Divnoje ( Russian Дивное , German  Trakehnen train station ) is a place in the Russian Oblast of Kaliningrad . It belongs to the local government unit Stadtkreis Nesterov in Nesterovsky District .

Geographical location

Divnoje is located 13 kilometers east of the former district town of Gussew (Gumbinnen) and eleven kilometers west of the current Rajons capital Nesterow (Stallupönen / Ebenrode) . The Kaliningrad – Chernyshevskoye railway , a section of the former Prussian Eastern Railway , runs through the town to continue to Moscow . The associated train station is now called Divnoye Novoye . On the western side of the village there is a main road (27K-183), which branches off one kilometer north of the Russian trunk road A 229 (formerly German Reichsstrasse 1 , now also Europastrasse 28 ) and to the village of Yasnaja Poljana ( (large) Trakehnen ) and the former main stud Trakehnen to the Rominter Heide (now Russian: Krasny Les).

history

The small station settlement around today's Ostanowotschny point - Haltpunkt - Divnoje Novoje is a village that became independent only after 1946. Before 1945, the small town was a residential area, which before 1928 was probably an exclave of the Grünhaus community (today Russian: Seljonoje) and belonged to the Gumbinnen district in the Gumbinnen administrative district of the Prussian province of East Prussia . In 1928, the Trakehnen station exclave (0.27 hectares) was assigned to the municipality of Puspern (today in Russian: Lomowo). Despite the name of the place, the Trakehnen station never belonged to the main Trakehnen stud .
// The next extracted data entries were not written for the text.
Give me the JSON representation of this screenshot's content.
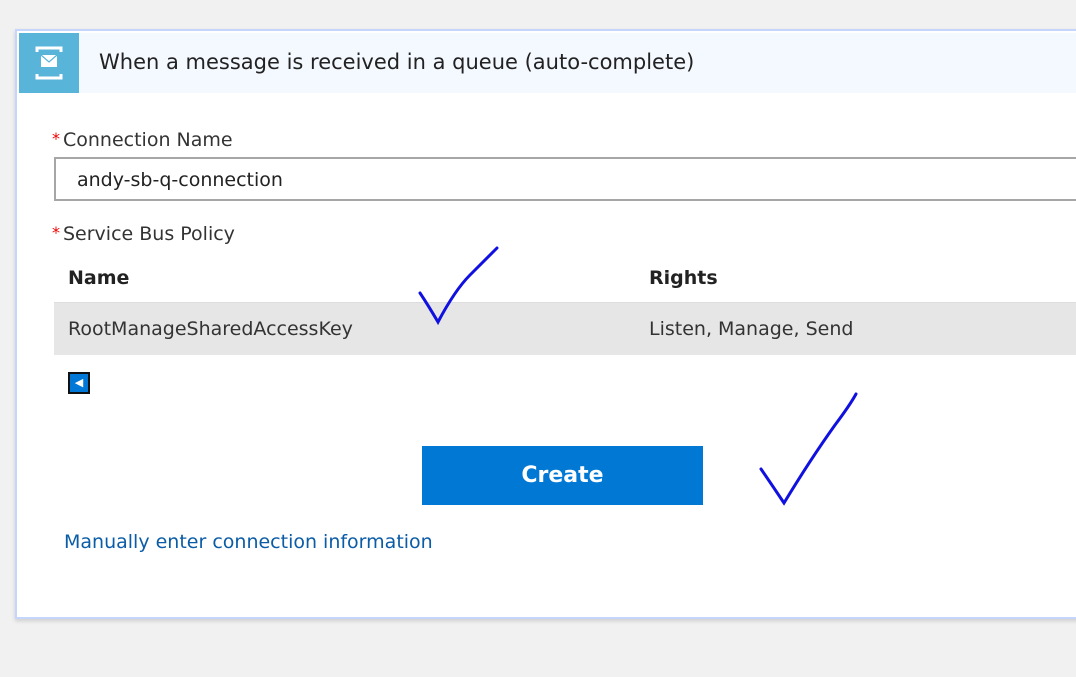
{
  "trigger": {
    "title": "When a message is received in a queue (auto-complete)",
    "icon": "service-bus-queue-icon",
    "icon_color": "#59b4d9"
  },
  "form": {
    "connection_name_label": "Connection Name",
    "connection_name_value": "andy-sb-q-connection",
    "required_mark": "*",
    "policy_label": "Service Bus Policy",
    "table": {
      "headers": [
        "Name",
        "Rights"
      ],
      "rows": [
        {
          "name": "RootManageSharedAccessKey",
          "rights": "Listen, Manage, Send"
        }
      ]
    },
    "pager_icon": "triangle-left-icon",
    "create_label": "Create",
    "manual_link": "Manually enter connection information"
  },
  "colors": {
    "accent": "#0078d4",
    "annotation_ink": "#1010e0"
  }
}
As a result of the war, the Trakehnen train station settlement with northern East Prussia became part of the Soviet Union . At an unclear point in time, the place was given the Russian name "Divnoje". The place was assigned to the village soviet Tschkalowski selski Sowet in Nesterow Raion . From 2008 to 2018 Divnoye belonged to the rural community Ilyushinskoje selskoje posselenije and since then to the urban district of Nesterow.

church

Before 1945, the small number of residents of the Trakehnen station settlement were almost all of the Protestant denomination and parish in the parish of the Szirgupönen Church (between 1936 and 1938 the place was called: Schirgupönen, 1938 to 1946: Amtshagen, Russian: Dalneje, no longer exists) . This belonged to the church district Gumbinnen in the church province of East Prussia of the Church of the Old Prussian Union . Today Divnoje is located in the catchment area of ​​the Evangelical Lutheran congregation in Yasnaja Poljana (village (Groß) Trakehnen ) , which was newly established in the 1990s, within the provost of Kaliningrad (Königsberg) of the Evangelical Lutheran Church of European Russia .

Web links

Individual evidence

  1. Itogi Vserossijskoj perepisi naselenija 2010 goda. Kaliningradskaya oblastʹ. (Results of the 2010 all-Russian census. Kaliningrad Oblast.) Volume 1 , Table 4 (Download from the website of the Kaliningrad Oblast Territorial Organ of the Federal Service for State Statistics of the Russian Federation)
  2. ^ Photo of the Trakehnen / Diwnoje Novoje train station in 2006
  3. ^ Dietrich Lange, Geographical Register of Places East Prussia (2005): Trakehnen train station
  4. ^ Rolf Jehke, Puspern District
  5. In the renaming decree of November 17, 1947, the village of Trakehnen ( Enzuhnen / Rodebach district ) was (apparently) identified with Divnoje, which was included in Yasnaja Polyana on site . On a map from the 1970s, today's Divnoye was referred to as Novodivnoye.
  6. According to the administrative-territorial division of the Kaliningrad Oblast from 1975.
  7. ^ Evangelical Lutheran Provosty of Kaliningrad ( Memento of August 29, 2011 in the Internet Archive )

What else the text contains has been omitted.